Assessing cardiac Contractility and Quantification of Underlying mechanisms In vitro via Response in Excitation-contraction coupling
|Title||Assessing cardiac Contractility and Quantification of Underlying mechanisms In vitro via Response in Excitation-contraction coupling|
|Sponsor||European Research Council - Proof of Concept (ERC-PoC)|
|Institution||Leiden University Medical Center|
Associated cell lines
Academia and industry urgently needs reliable models to study heart failure and toxic effects of drugs on the heart. While new models based on human induced pluripotent stem cell derived cardiomyocytes (hiPSC-CMs) are now emerging, accurate readouts of cardiomyocyte function fall short of needs. Apart from improving the models biologically, more sensitive, informative and accurate readouts are needed to detect abnormal cardiomyocyte behaviour. Several tools have proven their ability to assess electrical changes or calcium handling in hiPSC-CMs, but they are typically incompatible with 3D tissue models and moreover, there is paucity of appropriate tools to quantify the most important function of myocardium: contraction.

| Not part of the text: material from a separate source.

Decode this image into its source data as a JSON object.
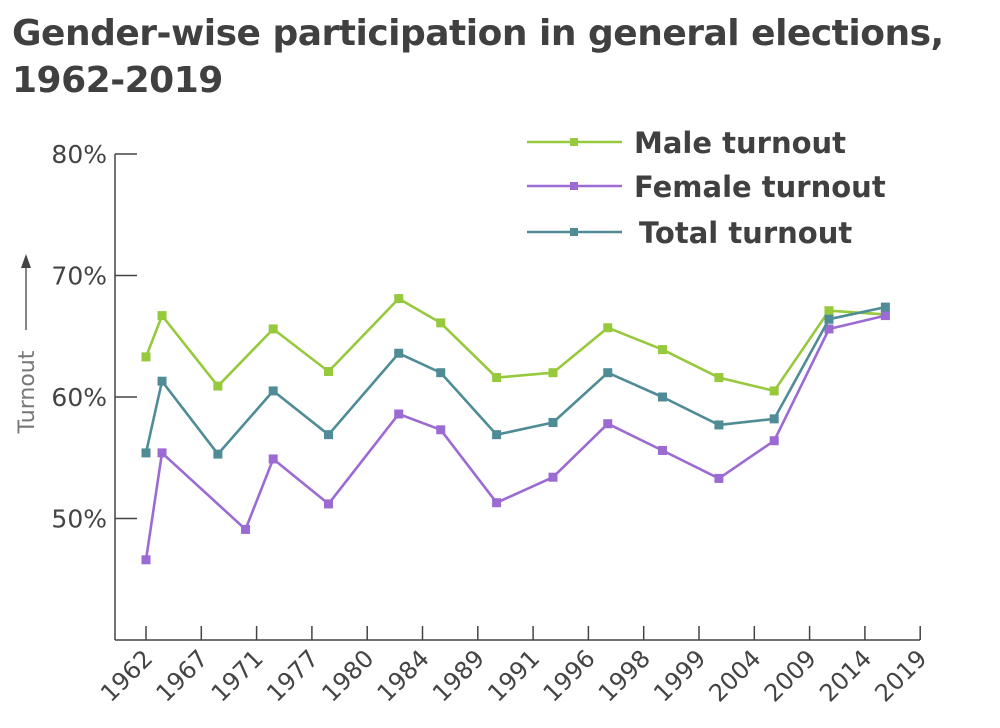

Our ERC Advanced Grant STEMCARDIOVASC entailed the development of improved tools for cardiac functionality. One of the most important bioassays developed as an outcome of STEMCARDIOVASC was the Triple Transient Measurement (TTM) System. The TTM System quantifies electrical activity, intracellular calcium flux and contractility simultaneously and is our answer to the challenge of pharma in understanding when and how drugs or diseases affect cardiac contractility using hiPSC-CM models. In this ERC Proof of Concept project “ACQUIRE”, we strive to bring the TTM to a commercial applicable service, and later product. To reach this goal we have set out four aims to come to a Minimum Viable Product: i) increase the flexibility of the system to accommodate a larger variety of optical probes, ii) increase the throughput of the system to compete with current measurement systems, iii) increase user friendliness by integrating software modules for running and analysing measurements and iv) define a route for commercialisation. Resulting from "ACQUIRE" the TTM System can be commercialized as a human cardiac based 3-in-1 assay for cardiotoxicity testing and a novel tool for providing mechanistic insight in the EC coupling for disease modelling and drug discovery.